My speciality, for want of a better word, is working as an Enterprise Architect. And no, that doesn’t mean I’m forever bent over a table looking at the blueprints of all buildings great and small.
An enterprise architect is the person responsible for the upkeep, maintenance of an organisations IT network and services. Which means managing and upgrading both their software and hardware services which can include, in addition to the servers that a company’s PC network might be linked into, software that runs more prosaic applications such as factory production lines.
It used to be that the proverbial spanner in the works brought the wheels of industry to a grinding, and expensive, halt. Now it’s more likely to be a software glitch.
So there is a need now for more than a man in a pair of overalls wielding an oil can if production stops.
The need is for people who know not only how these systems work, but, more importantly, how to get them going again-and usually without getting their hands dirty.
Once that’s been achieved, the big businesses in question will invariably want their mechanised systems to not only start running again but to do so reliably and without any further breakdowns or even the need to ever want to shut them off at all.
I was given a project to solve not unlike that at British American Tobacco (BAT).
The improvements that they wanted adding to their enormous manufacturing centre involved not only demanding their system be fully automated but for there to be no part in the entire process where there could be a breakdown. Of any kind.
It had, in other words, to be absolutely foolproof and reliable enough to run, constantly, for 24 hours a day, seven days of the week, 365 days of the year.
With as few human beings as possible involved in any part of the process.
It was a case of where art imitated life, in this case, a well used plot device of many a science fiction film becoming a reality.
BAT certainly had some foresight with their proposal.
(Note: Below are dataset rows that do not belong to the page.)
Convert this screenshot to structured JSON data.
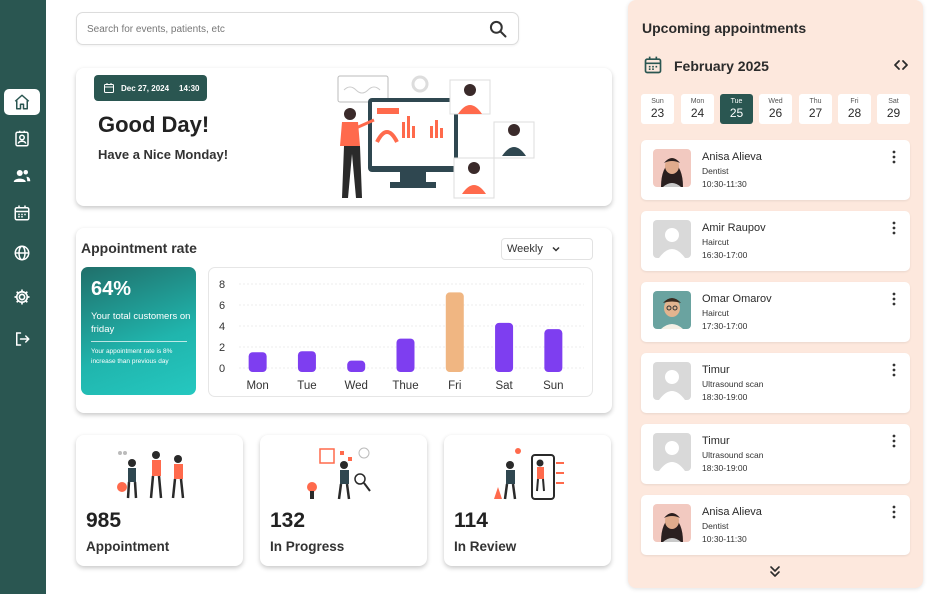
{
  "sidebar": {
    "items": [
      {
        "icon": "home-icon",
        "active": true
      },
      {
        "icon": "contact-card-icon"
      },
      {
        "icon": "users-icon"
      },
      {
        "icon": "calendar-icon"
      },
      {
        "icon": "globe-icon"
      },
      {
        "icon": "gear-icon"
      },
      {
        "icon": "logout-icon"
      }
    ]
  },
  "search": {
    "placeholder": "Search for events, patients, etc"
  },
  "hero": {
    "date": "Dec 27, 2024",
    "time": "14:30",
    "title": "Good Day!",
    "subtitle": "Have a Nice Monday!"
  },
  "rate": {
    "title": "Appointment rate",
    "period": "Weekly",
    "percent": "64%",
    "description": "Your total customers on friday",
    "note": "Your appointment rate is 8% increase than previous day"
  },
  "chart_data": {
    "type": "bar",
    "categories": [
      "Mon",
      "Tue",
      "Wed",
      "Thue",
      "Fri",
      "Sat",
      "Sun"
    ],
    "values": [
      1.5,
      1.6,
      0.7,
      2.8,
      7.2,
      4.3,
      3.7
    ],
    "highlight": "Fri",
    "yticks": [
      "0",
      "2",
      "4",
      "6",
      "8"
    ],
    "ylim": [
      0,
      8
    ],
    "title": "",
    "xlabel": "",
    "ylabel": "",
    "colors": {
      "normal": "#7e3ef0",
      "highlight": "#f0b682"
    }
  },
  "stats": [
    {
      "value": "985",
      "label": "Appointment"
    },
    {
      "value": "132",
      "label": "In Progress"
    },
    {
      "value": "114",
      "label": "In Review"
    }
  ],
  "panel": {
    "title": "Upcoming appointments",
    "month": "February 2025",
    "days": [
      {
        "name": "Sun",
        "num": "23"
      },
      {
        "name": "Mon",
        "num": "24"
      },
      {
        "name": "Tue",
        "num": "25",
        "selected": true
      },
      {
        "name": "Wed",
        "num": "26"
      },
      {
        "name": "Thu",
        "num": "27"
      },
      {
        "name": "Fri",
        "num": "28"
      },
      {
        "name": "Sat",
        "num": "29"
      }
    ],
    "appointments": [
      {
        "name": "Anisa Alieva",
        "service": "Dentist",
        "time": "10:30-11:30",
        "avatar": "woman"
      },
      {
        "name": "Amir Raupov",
        "service": "Haircut",
        "time": "16:30-17:00",
        "avatar": "placeholder"
      },
      {
        "name": "Omar Omarov",
        "service": "Haircut",
        "time": "17:30-17:00",
        "avatar": "man"
      },
      {
        "name": "Timur",
        "service": "Ultrasound scan",
        "time": "18:30-19:00",
        "avatar": "placeholder"
      },
      {
        "name": "Timur",
        "service": "Ultrasound scan",
        "time": "18:30-19:00",
        "avatar": "placeholder"
      },
      {
        "name": "Anisa Alieva",
        "service": "Dentist",
        "time": "10:30-11:30",
        "avatar": "woman"
      }
    ]
  },
  "colors": {
    "brand": "#2a5651",
    "panel_bg": "#fde8dd",
    "accent": "#f0b682",
    "bar": "#7e3ef0"
  }
}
The sort of processes they wanted put into place were, at the time, very new and relatively untried. There were, of course, lots of other industries in and around the country at that time that were as automated as BAT were but they usually had to shut their machines down for a while every now and again, some even did so at 5pm every evening before starting up again at 9am the next day, whilst others would shut down at the weekends.
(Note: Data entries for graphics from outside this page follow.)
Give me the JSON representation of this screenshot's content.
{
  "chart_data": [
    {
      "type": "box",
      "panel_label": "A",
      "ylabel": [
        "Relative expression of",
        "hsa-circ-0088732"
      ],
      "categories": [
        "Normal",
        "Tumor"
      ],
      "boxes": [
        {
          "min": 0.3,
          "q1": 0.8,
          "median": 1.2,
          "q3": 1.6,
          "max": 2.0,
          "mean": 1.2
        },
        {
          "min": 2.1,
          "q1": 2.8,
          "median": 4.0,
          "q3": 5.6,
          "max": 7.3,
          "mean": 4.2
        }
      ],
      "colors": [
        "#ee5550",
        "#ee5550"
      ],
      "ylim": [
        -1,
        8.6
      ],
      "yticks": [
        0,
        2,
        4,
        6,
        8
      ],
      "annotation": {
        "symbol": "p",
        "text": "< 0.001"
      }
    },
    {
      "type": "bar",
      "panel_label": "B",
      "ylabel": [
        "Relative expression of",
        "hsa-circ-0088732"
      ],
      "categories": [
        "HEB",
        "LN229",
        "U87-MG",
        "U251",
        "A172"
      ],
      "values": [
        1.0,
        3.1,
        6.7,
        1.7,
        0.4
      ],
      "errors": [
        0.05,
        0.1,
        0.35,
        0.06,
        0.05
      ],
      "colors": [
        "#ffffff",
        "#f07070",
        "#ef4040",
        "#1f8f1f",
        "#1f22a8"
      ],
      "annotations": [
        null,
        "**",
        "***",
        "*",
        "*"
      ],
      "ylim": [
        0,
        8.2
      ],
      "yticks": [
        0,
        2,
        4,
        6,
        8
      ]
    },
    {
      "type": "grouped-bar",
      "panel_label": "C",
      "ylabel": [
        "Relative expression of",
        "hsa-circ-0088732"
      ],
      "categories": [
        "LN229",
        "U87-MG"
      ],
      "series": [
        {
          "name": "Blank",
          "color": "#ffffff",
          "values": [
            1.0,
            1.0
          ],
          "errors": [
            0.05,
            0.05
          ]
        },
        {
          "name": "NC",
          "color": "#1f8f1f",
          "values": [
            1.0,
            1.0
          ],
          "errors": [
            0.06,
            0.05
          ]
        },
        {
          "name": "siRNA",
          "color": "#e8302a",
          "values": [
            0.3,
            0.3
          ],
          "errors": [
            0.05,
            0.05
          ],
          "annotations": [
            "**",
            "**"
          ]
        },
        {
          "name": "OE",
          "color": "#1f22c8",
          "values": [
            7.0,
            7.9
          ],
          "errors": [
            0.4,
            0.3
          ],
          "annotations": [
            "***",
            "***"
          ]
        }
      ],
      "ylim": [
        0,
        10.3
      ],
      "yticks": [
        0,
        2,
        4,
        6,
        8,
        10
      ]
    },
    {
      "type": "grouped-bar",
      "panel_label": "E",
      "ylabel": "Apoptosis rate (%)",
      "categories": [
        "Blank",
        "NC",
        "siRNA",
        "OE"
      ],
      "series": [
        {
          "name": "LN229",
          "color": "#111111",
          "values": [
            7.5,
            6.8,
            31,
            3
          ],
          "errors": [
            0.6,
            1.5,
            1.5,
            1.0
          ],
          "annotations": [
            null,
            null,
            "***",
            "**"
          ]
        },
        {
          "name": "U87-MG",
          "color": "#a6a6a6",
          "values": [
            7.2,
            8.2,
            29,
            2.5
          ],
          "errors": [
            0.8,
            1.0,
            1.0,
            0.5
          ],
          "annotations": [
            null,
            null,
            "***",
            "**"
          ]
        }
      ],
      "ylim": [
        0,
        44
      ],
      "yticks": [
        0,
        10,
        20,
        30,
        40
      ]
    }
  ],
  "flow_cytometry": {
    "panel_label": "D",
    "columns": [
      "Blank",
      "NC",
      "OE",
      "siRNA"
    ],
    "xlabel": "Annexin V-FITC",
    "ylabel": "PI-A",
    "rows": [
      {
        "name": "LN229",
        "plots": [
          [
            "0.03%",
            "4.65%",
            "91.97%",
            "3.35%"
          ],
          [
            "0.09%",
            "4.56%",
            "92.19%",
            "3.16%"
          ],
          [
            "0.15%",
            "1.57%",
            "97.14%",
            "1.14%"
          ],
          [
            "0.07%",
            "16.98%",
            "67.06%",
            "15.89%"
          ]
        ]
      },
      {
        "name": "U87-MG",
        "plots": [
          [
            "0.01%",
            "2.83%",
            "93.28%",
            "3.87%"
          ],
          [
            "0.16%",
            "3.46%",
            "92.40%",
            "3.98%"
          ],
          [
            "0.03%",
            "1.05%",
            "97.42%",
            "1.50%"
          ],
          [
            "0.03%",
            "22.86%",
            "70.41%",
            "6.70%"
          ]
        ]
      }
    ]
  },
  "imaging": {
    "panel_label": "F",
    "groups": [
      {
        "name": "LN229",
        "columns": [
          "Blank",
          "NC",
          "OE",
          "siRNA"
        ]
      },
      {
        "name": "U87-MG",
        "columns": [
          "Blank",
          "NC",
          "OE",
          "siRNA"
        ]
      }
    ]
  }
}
BAT were different. They didn’t want to shut down anything, at anytime, unless it was for a very good reason. And night time, weekends and at Christmas, in their opinion, good excuses.
I had a look at the plan of their network and reckoned that it needed a fairly simple upgrade for BAT’s order to be fulfilled, one that involved introducing a simple backup system that was primed to kick in and activate as soon as the main one went down. However, more importantly, it would be set up so that, as soon as any problem with the prime network had been resolved, the system immediately switched back to that one again.
Think of it this way. The parachutist who hurls his or herself out of an aircraft at 25,000 feet has strapped on a piece of equipment that will, as near to a certainty as possible, successfully deploy the moment the parachutist opens it.
Yet, for all that, they still carry a spare.
That’s what I ended up doing with BAT. I knew their systems were about as up to date, reliable and efficient as you could get in any manufacturing industry.
So how can you possibly improve on that? By giving them a spare. For those ‘just in case’ moments you hope will never come along.
Sometimes the most obvious answers are the hardest ones to find.